Ahh rite...thanks for the info,i think ill stick with the black eyed and just go fire x fire..ill post my pics up soon when i purchase my pythons..there is a shop near me who sells morphs and for a fire they want £400 £100 now and the rest when theyre ready..is that a good price??does anyone reccomend any places to look first before going ahead?? Also i am purchasing 2 a male and female unrelated..or do people offer there snake as stud so to speak??if so that would be ideal...thanks again nathan.


----------



## nicole horsell (Aug 31, 2008)

is that £400 for a pair or each? where to you from


----------



## alan1 (Nov 11, 2008)

as above...
whats your location

i'll have 3 well grown on (600gr+) female fires for sale soon


----------



## LUCYS (Dec 22, 2009)

£400 each...im from south wales,when will you have your fires for sale??how old will they be?? Thanks nathan.


----------



## alan1 (Nov 11, 2008)

they're very late 08s, will be selling them late january/early february,
because i'll be having a "need some rack space" clearout...


----------



## Blackecho (Jun 30, 2008)

alan1 said:


> imo, lesser IS butter, and vice versa


Agreed.


----------



## LUCYS (Dec 22, 2009)

Ahh rite..how much are you selling them for??i was thinking aswell as obv i want a black eyed lucy but also want to keep my origanal pythons and want a bit ov veriety rather than 2 fires and a lucy(if i get one)...do people offer their snakes out to stud?? I was just looking at your reference pics and saw that axanthic pin is it?? That snake is absolutly stunning!!du own that snake??how much are they to buy roughly??thanks.


----------



## alan1 (Nov 11, 2008)

those pics are for reference only mate...
i would expect an axanthic pin to be £3k+

600gr+ female fire... £500 ish


----------



## Ssthisto (Aug 31, 2006)

nicole horsell said:


> with blue i would go with butter x lesser as you would get them when you put a male bel with a normal girl later on.
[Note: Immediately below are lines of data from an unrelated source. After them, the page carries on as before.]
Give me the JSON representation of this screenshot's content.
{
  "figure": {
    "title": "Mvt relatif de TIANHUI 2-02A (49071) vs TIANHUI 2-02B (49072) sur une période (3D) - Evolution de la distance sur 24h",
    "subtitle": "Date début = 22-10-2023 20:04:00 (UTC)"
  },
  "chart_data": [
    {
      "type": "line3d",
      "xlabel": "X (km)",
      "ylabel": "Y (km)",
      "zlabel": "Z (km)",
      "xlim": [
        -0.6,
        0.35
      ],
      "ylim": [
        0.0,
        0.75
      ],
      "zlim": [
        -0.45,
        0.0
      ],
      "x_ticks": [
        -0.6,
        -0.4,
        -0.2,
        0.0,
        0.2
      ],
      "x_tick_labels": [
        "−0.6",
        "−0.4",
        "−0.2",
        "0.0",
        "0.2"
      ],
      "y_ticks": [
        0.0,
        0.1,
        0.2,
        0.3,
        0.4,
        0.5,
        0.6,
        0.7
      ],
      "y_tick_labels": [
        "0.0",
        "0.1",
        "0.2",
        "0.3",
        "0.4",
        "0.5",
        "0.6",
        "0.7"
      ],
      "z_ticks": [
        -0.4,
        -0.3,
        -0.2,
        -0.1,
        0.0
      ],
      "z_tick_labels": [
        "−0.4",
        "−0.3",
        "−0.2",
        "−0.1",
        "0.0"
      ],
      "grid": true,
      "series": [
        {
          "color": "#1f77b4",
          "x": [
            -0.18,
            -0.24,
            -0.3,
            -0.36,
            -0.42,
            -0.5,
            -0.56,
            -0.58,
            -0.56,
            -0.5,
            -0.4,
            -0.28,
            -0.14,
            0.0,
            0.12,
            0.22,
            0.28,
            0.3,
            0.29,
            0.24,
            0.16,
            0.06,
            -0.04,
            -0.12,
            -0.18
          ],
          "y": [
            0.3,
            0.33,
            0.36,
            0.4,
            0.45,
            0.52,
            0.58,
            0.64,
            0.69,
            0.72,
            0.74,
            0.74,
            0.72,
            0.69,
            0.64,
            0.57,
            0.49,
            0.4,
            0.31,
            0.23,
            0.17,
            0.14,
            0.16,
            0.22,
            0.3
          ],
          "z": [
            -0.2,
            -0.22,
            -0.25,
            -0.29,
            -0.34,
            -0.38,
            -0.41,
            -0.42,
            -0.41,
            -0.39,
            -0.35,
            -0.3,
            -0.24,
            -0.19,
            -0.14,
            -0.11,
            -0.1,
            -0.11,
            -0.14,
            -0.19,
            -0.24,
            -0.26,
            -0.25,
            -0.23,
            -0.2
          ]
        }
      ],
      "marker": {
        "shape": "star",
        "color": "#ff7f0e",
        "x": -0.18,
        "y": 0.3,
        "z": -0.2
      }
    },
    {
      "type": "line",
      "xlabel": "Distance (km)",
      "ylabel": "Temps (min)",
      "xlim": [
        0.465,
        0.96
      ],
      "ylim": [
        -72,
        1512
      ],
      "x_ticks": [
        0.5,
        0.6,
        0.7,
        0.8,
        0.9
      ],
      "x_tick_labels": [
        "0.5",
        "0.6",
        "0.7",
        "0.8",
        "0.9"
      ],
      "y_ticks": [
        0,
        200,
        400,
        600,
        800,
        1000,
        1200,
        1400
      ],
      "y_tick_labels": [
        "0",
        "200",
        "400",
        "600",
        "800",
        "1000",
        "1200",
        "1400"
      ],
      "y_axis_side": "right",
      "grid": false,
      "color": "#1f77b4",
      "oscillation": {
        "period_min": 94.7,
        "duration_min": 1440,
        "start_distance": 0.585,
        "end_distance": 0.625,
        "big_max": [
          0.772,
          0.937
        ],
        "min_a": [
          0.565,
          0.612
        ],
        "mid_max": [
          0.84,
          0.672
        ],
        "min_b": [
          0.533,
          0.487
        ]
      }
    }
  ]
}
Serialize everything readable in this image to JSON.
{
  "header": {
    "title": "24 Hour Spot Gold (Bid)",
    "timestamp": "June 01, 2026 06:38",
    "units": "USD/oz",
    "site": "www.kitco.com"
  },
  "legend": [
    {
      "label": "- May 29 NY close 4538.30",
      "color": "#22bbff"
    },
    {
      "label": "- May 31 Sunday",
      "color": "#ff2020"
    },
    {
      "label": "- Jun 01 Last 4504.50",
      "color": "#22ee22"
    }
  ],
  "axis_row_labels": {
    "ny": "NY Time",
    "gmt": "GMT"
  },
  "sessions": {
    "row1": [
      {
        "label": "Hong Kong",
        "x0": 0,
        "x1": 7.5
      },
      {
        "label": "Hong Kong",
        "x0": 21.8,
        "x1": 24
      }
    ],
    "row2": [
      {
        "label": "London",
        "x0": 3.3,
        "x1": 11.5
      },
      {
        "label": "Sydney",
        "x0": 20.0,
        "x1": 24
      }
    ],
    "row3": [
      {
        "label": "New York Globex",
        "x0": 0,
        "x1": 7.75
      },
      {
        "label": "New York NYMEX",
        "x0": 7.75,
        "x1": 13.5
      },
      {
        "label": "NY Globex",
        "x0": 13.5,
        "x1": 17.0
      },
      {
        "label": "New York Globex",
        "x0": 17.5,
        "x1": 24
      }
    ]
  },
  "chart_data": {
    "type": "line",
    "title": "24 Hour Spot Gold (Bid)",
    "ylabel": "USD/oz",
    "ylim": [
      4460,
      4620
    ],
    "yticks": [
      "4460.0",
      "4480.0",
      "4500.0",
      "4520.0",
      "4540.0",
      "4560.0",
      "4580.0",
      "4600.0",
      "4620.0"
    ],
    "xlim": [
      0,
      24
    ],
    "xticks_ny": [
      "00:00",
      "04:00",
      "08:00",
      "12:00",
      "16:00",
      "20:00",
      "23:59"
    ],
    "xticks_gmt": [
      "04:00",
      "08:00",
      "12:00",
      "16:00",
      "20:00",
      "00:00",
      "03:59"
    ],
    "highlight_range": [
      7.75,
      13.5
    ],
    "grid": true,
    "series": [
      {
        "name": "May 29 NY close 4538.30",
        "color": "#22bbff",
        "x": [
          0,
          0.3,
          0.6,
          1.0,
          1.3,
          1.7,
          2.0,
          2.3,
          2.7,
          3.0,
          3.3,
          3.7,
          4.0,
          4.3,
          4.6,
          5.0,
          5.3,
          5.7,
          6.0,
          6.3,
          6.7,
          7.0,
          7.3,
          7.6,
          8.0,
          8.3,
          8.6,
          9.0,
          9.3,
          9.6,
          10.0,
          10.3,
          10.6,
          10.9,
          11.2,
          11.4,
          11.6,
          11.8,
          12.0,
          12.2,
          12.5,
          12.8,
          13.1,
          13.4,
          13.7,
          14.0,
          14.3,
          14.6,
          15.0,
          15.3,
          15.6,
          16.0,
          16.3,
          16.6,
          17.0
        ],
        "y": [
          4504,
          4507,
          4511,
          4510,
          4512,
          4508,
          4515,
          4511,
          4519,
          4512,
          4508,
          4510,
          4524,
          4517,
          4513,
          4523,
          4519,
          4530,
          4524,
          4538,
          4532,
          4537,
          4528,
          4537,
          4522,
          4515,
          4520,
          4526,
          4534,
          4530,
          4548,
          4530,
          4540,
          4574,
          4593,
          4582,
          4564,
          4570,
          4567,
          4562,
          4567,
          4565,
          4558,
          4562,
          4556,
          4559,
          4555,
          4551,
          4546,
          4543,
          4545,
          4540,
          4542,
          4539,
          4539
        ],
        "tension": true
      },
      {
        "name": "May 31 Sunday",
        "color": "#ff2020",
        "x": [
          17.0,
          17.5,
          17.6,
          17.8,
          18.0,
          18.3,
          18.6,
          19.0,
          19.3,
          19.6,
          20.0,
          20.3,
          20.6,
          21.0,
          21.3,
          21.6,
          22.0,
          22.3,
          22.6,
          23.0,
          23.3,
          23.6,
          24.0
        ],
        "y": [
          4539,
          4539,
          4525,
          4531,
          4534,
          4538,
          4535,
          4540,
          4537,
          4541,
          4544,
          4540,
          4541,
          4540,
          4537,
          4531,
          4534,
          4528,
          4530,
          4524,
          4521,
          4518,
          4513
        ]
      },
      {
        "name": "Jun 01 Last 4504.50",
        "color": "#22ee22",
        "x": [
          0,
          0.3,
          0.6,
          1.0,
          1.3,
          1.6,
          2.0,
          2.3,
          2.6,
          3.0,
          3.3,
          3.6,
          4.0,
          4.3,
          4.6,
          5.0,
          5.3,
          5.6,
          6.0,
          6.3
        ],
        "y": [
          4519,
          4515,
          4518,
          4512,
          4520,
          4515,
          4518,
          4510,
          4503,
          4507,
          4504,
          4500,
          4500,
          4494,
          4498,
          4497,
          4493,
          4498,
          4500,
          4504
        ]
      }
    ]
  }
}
If you put a Butter/Lesser BluEL to a normal female, you would get:

50% chance per egg Butter
50% chance per egg Lesser

No normals. No BluELs.

The *cheapest* combination for BluEL is likely to be Lesser X Mojave (if you're buying the Lesser and the Mojo and rolling the dice for your own). And Vivid, the Lesser/Mojave male that was the first one NERD hatched out, was as clean and white a BluEL as you could ever ask for, at least as far as the photos showed!


----------



## LUCYS (Dec 22, 2009)

Thanks for the advice all!!


----------